The opening sentence of their new book, The Spirit Level, cautions, "People usually exaggerate the importance of their own work and we worry about claiming too much" - yet by the time you reach the end you wonder how they could have claimed any more. After all, they argue that almost every social problem common in developed societies - reduced life expectancy, child mortality, drugs, crime, homicide rates, mental illness and obesity - has a single root cause: inequality.
And, they say, it's not just the deprived underclass that loses out in an unequal society: everyone does, even the better off. Because it's not absolute levels of poverty that create the social problems, but the differentials in income between rich and poor. Just as someone from the lowest-earning 20% of a more equal society is more likely to live longer than their counterpart from a less equal society, so too someone from the highest-earning 20% has a longer life expectancy than their alter ego in a less equal society.
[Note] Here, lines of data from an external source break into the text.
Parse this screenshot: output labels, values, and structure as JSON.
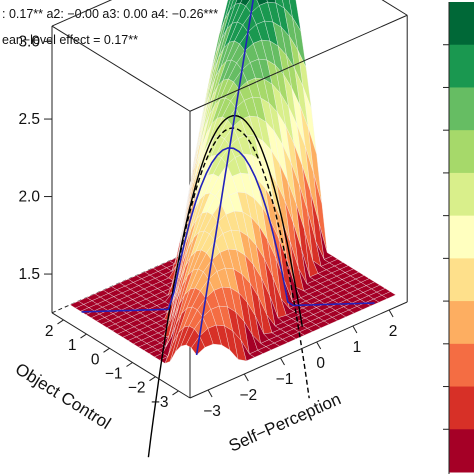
{
  "header": {
    "coefficients_line": ": 0.17**   a2: −0.00   a3: 0.00   a4: −0.26***",
    "effect_line": "ean−level effect = 0.17**"
  },
  "chart_data": {
    "type": "surface3d",
    "title": "",
    "xlabel": "Self−Perception",
    "ylabel": "Object Control",
    "zlabel": "",
    "x_ticks": [
      "−3",
      "−2",
      "−1",
      "0",
      "1",
      "2"
    ],
    "y_ticks": [
      "−3",
      "−2",
      "−1",
      "0",
      "1",
      "2"
    ],
    "z_ticks": [
      "1.5",
      "2.0",
      "2.5",
      "3.0"
    ],
    "xlim": [
      -3.5,
      2.5
    ],
    "ylim": [
      -3.5,
      2.5
    ],
    "zlim": [
      1.25,
      3.1
    ],
    "surface_function": {
      "form": "z = z0 + a1*(x+y) + a2*(x+y)^2 + a3*(x-y) + a4*(x-y)^2",
      "z0": 2.45,
      "a1": 0.17,
      "a2": -0.0,
      "a3": 0.0,
      "a4": -0.26
    },
    "lines": [
      {
        "name": "line of congruence",
        "color": "#2222bb"
      },
      {
        "name": "line of incongruence",
        "color": "#2222bb"
      }
    ],
    "colormap": [
      "#006837",
      "#1a9850",
      "#66bd63",
      "#a6d96a",
      "#d9ef8b",
      "#ffffbf",
      "#fee08b",
      "#fdae61",
      "#f46d43",
      "#d73027",
      "#a50026"
    ],
    "grid": false,
    "legend": "right colorbar"
  }
}
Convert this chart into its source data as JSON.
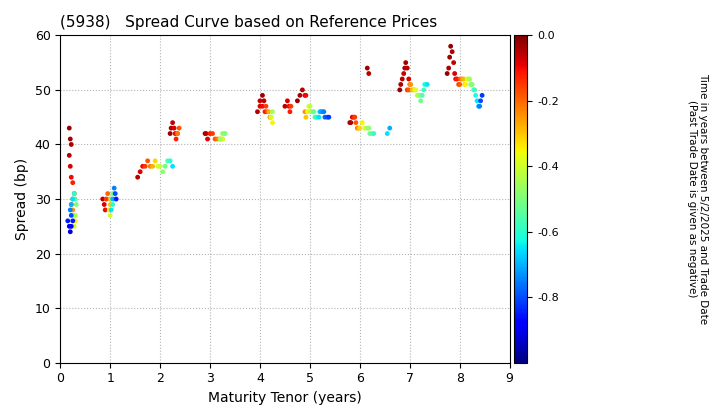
{
  "title": "(5938)   Spread Curve based on Reference Prices",
  "xlabel": "Maturity Tenor (years)",
  "ylabel": "Spread (bp)",
  "colorbar_label": "Time in years between 5/2/2025 and Trade Date\n(Past Trade Date is given as negative)",
  "xlim": [
    0,
    9
  ],
  "ylim": [
    0,
    60
  ],
  "xticks": [
    0,
    1,
    2,
    3,
    4,
    5,
    6,
    7,
    8,
    9
  ],
  "yticks": [
    0,
    10,
    20,
    30,
    40,
    50,
    60
  ],
  "cmap": "jet",
  "clim": [
    -1.0,
    0.0
  ],
  "background": "#ffffff",
  "point_size": 12,
  "points": [
    [
      0.18,
      43,
      -0.02
    ],
    [
      0.2,
      41,
      -0.03
    ],
    [
      0.22,
      40,
      -0.04
    ],
    [
      0.18,
      38,
      -0.05
    ],
    [
      0.2,
      36,
      -0.08
    ],
    [
      0.22,
      34,
      -0.1
    ],
    [
      0.25,
      33,
      -0.12
    ],
    [
      0.28,
      31,
      -0.15
    ],
    [
      0.25,
      30,
      -0.18
    ],
    [
      0.22,
      29,
      -0.2
    ],
    [
      0.25,
      28,
      -0.25
    ],
    [
      0.28,
      27,
      -0.3
    ],
    [
      0.3,
      26,
      -0.35
    ],
    [
      0.28,
      25,
      -0.4
    ],
    [
      0.3,
      27,
      -0.45
    ],
    [
      0.32,
      29,
      -0.5
    ],
    [
      0.3,
      30,
      -0.55
    ],
    [
      0.28,
      31,
      -0.6
    ],
    [
      0.25,
      30,
      -0.65
    ],
    [
      0.22,
      29,
      -0.7
    ],
    [
      0.2,
      28,
      -0.75
    ],
    [
      0.22,
      27,
      -0.8
    ],
    [
      0.25,
      26,
      -0.85
    ],
    [
      0.22,
      25,
      -0.9
    ],
    [
      0.2,
      24,
      -0.92
    ],
    [
      0.18,
      25,
      -0.88
    ],
    [
      0.15,
      26,
      -0.85
    ],
    [
      0.85,
      30,
      -0.05
    ],
    [
      0.88,
      29,
      -0.08
    ],
    [
      0.9,
      28,
      -0.1
    ],
    [
      0.92,
      30,
      -0.15
    ],
    [
      0.95,
      31,
      -0.2
    ],
    [
      1.0,
      30,
      -0.25
    ],
    [
      1.0,
      29,
      -0.3
    ],
    [
      0.98,
      28,
      -0.35
    ],
    [
      1.0,
      27,
      -0.4
    ],
    [
      1.02,
      30,
      -0.45
    ],
    [
      1.05,
      31,
      -0.5
    ],
    [
      1.08,
      30,
      -0.55
    ],
    [
      1.05,
      29,
      -0.6
    ],
    [
      1.02,
      28,
      -0.65
    ],
    [
      1.05,
      30,
      -0.7
    ],
    [
      1.08,
      32,
      -0.75
    ],
    [
      1.1,
      31,
      -0.8
    ],
    [
      1.12,
      30,
      -0.85
    ],
    [
      1.55,
      34,
      -0.05
    ],
    [
      1.6,
      35,
      -0.08
    ],
    [
      1.65,
      36,
      -0.1
    ],
    [
      1.7,
      36,
      -0.15
    ],
    [
      1.75,
      37,
      -0.18
    ],
    [
      1.8,
      36,
      -0.22
    ],
    [
      1.85,
      36,
      -0.28
    ],
    [
      1.9,
      37,
      -0.32
    ],
    [
      1.95,
      36,
      -0.38
    ],
    [
      2.0,
      36,
      -0.42
    ],
    [
      2.05,
      35,
      -0.48
    ],
    [
      2.1,
      36,
      -0.52
    ],
    [
      2.15,
      37,
      -0.55
    ],
    [
      2.2,
      37,
      -0.6
    ],
    [
      2.25,
      36,
      -0.65
    ],
    [
      2.2,
      42,
      -0.02
    ],
    [
      2.22,
      43,
      -0.04
    ],
    [
      2.25,
      44,
      -0.06
    ],
    [
      2.28,
      43,
      -0.08
    ],
    [
      2.3,
      42,
      -0.1
    ],
    [
      2.32,
      41,
      -0.12
    ],
    [
      2.35,
      42,
      -0.15
    ],
    [
      2.38,
      43,
      -0.18
    ],
    [
      2.35,
      42,
      -0.22
    ],
    [
      2.9,
      42,
      -0.02
    ],
    [
      2.92,
      42,
      -0.05
    ],
    [
      2.95,
      41,
      -0.08
    ],
    [
      3.0,
      42,
      -0.12
    ],
    [
      3.05,
      42,
      -0.15
    ],
    [
      3.1,
      41,
      -0.18
    ],
    [
      3.15,
      41,
      -0.22
    ],
    [
      3.2,
      41,
      -0.25
    ],
    [
      3.25,
      41,
      -0.3
    ],
    [
      3.3,
      42,
      -0.35
    ],
    [
      3.25,
      41,
      -0.4
    ],
    [
      3.2,
      41,
      -0.45
    ],
    [
      3.25,
      42,
      -0.48
    ],
    [
      3.3,
      42,
      -0.5
    ],
    [
      3.95,
      46,
      -0.05
    ],
    [
      4.0,
      47,
      -0.08
    ],
    [
      4.05,
      47,
      -0.1
    ],
    [
      4.1,
      46,
      -0.12
    ],
    [
      4.08,
      48,
      -0.05
    ],
    [
      4.05,
      49,
      -0.03
    ],
    [
      4.0,
      48,
      -0.06
    ],
    [
      4.12,
      47,
      -0.15
    ],
    [
      4.15,
      46,
      -0.18
    ],
    [
      4.2,
      45,
      -0.22
    ],
    [
      4.18,
      46,
      -0.28
    ],
    [
      4.22,
      45,
      -0.32
    ],
    [
      4.25,
      44,
      -0.35
    ],
    [
      4.22,
      45,
      -0.4
    ],
    [
      4.25,
      46,
      -0.45
    ],
    [
      4.5,
      47,
      -0.05
    ],
    [
      4.55,
      48,
      -0.08
    ],
    [
      4.58,
      47,
      -0.1
    ],
    [
      4.6,
      46,
      -0.12
    ],
    [
      4.62,
      47,
      -0.15
    ],
    [
      4.75,
      48,
      -0.02
    ],
    [
      4.8,
      49,
      -0.04
    ],
    [
      4.85,
      50,
      -0.05
    ],
    [
      4.9,
      49,
      -0.08
    ],
    [
      4.92,
      49,
      -0.1
    ],
    [
      4.9,
      46,
      -0.25
    ],
    [
      4.92,
      45,
      -0.3
    ],
    [
      4.95,
      46,
      -0.35
    ],
    [
      4.98,
      47,
      -0.38
    ],
    [
      5.0,
      47,
      -0.42
    ],
    [
      5.02,
      46,
      -0.45
    ],
    [
      5.05,
      46,
      -0.48
    ],
    [
      5.08,
      46,
      -0.52
    ],
    [
      5.1,
      45,
      -0.55
    ],
    [
      5.12,
      45,
      -0.58
    ],
    [
      5.15,
      45,
      -0.62
    ],
    [
      5.18,
      45,
      -0.65
    ],
    [
      5.2,
      46,
      -0.68
    ],
    [
      5.22,
      46,
      -0.7
    ],
    [
      5.25,
      46,
      -0.72
    ],
    [
      5.28,
      46,
      -0.75
    ],
    [
      5.3,
      45,
      -0.78
    ],
    [
      5.35,
      45,
      -0.8
    ],
    [
      5.38,
      45,
      -0.82
    ],
    [
      5.8,
      44,
      -0.02
    ],
    [
      5.82,
      44,
      -0.05
    ],
    [
      5.85,
      45,
      -0.08
    ],
    [
      5.88,
      45,
      -0.12
    ],
    [
      5.9,
      45,
      -0.15
    ],
    [
      5.92,
      44,
      -0.18
    ],
    [
      5.95,
      43,
      -0.22
    ],
    [
      5.98,
      43,
      -0.28
    ],
    [
      6.0,
      43,
      -0.32
    ],
    [
      6.05,
      44,
      -0.35
    ],
    [
      6.1,
      43,
      -0.4
    ],
    [
      6.15,
      43,
      -0.45
    ],
    [
      6.15,
      54,
      -0.03
    ],
    [
      6.18,
      53,
      -0.05
    ],
    [
      6.18,
      43,
      -0.48
    ],
    [
      6.2,
      42,
      -0.52
    ],
    [
      6.25,
      42,
      -0.55
    ],
    [
      6.28,
      42,
      -0.58
    ],
    [
      6.55,
      42,
      -0.65
    ],
    [
      6.6,
      43,
      -0.7
    ],
    [
      6.8,
      50,
      -0.02
    ],
    [
      6.82,
      51,
      -0.04
    ],
    [
      6.85,
      52,
      -0.05
    ],
    [
      6.88,
      53,
      -0.06
    ],
    [
      6.9,
      54,
      -0.04
    ],
    [
      6.92,
      55,
      -0.03
    ],
    [
      6.95,
      54,
      -0.05
    ],
    [
      6.98,
      52,
      -0.08
    ],
    [
      6.95,
      50,
      -0.15
    ],
    [
      6.98,
      50,
      -0.18
    ],
    [
      7.0,
      51,
      -0.22
    ],
    [
      7.02,
      51,
      -0.25
    ],
    [
      7.05,
      50,
      -0.28
    ],
    [
      7.08,
      50,
      -0.3
    ],
    [
      7.1,
      50,
      -0.35
    ],
    [
      7.12,
      50,
      -0.38
    ],
    [
      7.15,
      49,
      -0.42
    ],
    [
      7.18,
      49,
      -0.45
    ],
    [
      7.2,
      49,
      -0.48
    ],
    [
      7.22,
      48,
      -0.52
    ],
    [
      7.25,
      49,
      -0.55
    ],
    [
      7.28,
      50,
      -0.58
    ],
    [
      7.3,
      51,
      -0.62
    ],
    [
      7.35,
      51,
      -0.65
    ],
    [
      7.75,
      53,
      -0.02
    ],
    [
      7.78,
      54,
      -0.04
    ],
    [
      7.8,
      56,
      -0.03
    ],
    [
      7.82,
      58,
      -0.02
    ],
    [
      7.85,
      57,
      -0.04
    ],
    [
      7.88,
      55,
      -0.06
    ],
    [
      7.9,
      53,
      -0.08
    ],
    [
      7.92,
      52,
      -0.1
    ],
    [
      7.95,
      52,
      -0.12
    ],
    [
      7.98,
      51,
      -0.15
    ],
    [
      8.0,
      51,
      -0.18
    ],
    [
      8.02,
      52,
      -0.2
    ],
    [
      8.05,
      52,
      -0.25
    ],
    [
      8.08,
      52,
      -0.28
    ],
    [
      8.1,
      51,
      -0.32
    ],
    [
      8.12,
      51,
      -0.35
    ],
    [
      8.15,
      52,
      -0.38
    ],
    [
      8.18,
      52,
      -0.42
    ],
    [
      8.2,
      52,
      -0.45
    ],
    [
      8.22,
      51,
      -0.48
    ],
    [
      8.25,
      51,
      -0.5
    ],
    [
      8.28,
      50,
      -0.55
    ],
    [
      8.3,
      50,
      -0.58
    ],
    [
      8.32,
      49,
      -0.62
    ],
    [
      8.35,
      48,
      -0.65
    ],
    [
      8.38,
      47,
      -0.7
    ],
    [
      8.4,
      47,
      -0.75
    ],
    [
      8.42,
      48,
      -0.8
    ],
    [
      8.45,
      49,
      -0.82
    ]
  ]
}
Take these random headline statistics. The US is wealthier and spends more on health care than any other country, yet a baby born in Greece, where average income levels are about half that of the US, has a lower risk of infant mortality and longer life expectancy than an American baby. Obesity is twice as common in the UK as the more equal societies of Sweden and Norway, and six times more common in the US than in Japan. Teenage birth rates are six times higher in the UK than in more equal societies; mental illness is three times as common in the US as in Japan; murder rates are three times higher in more unequal countries. The examples are almost endless.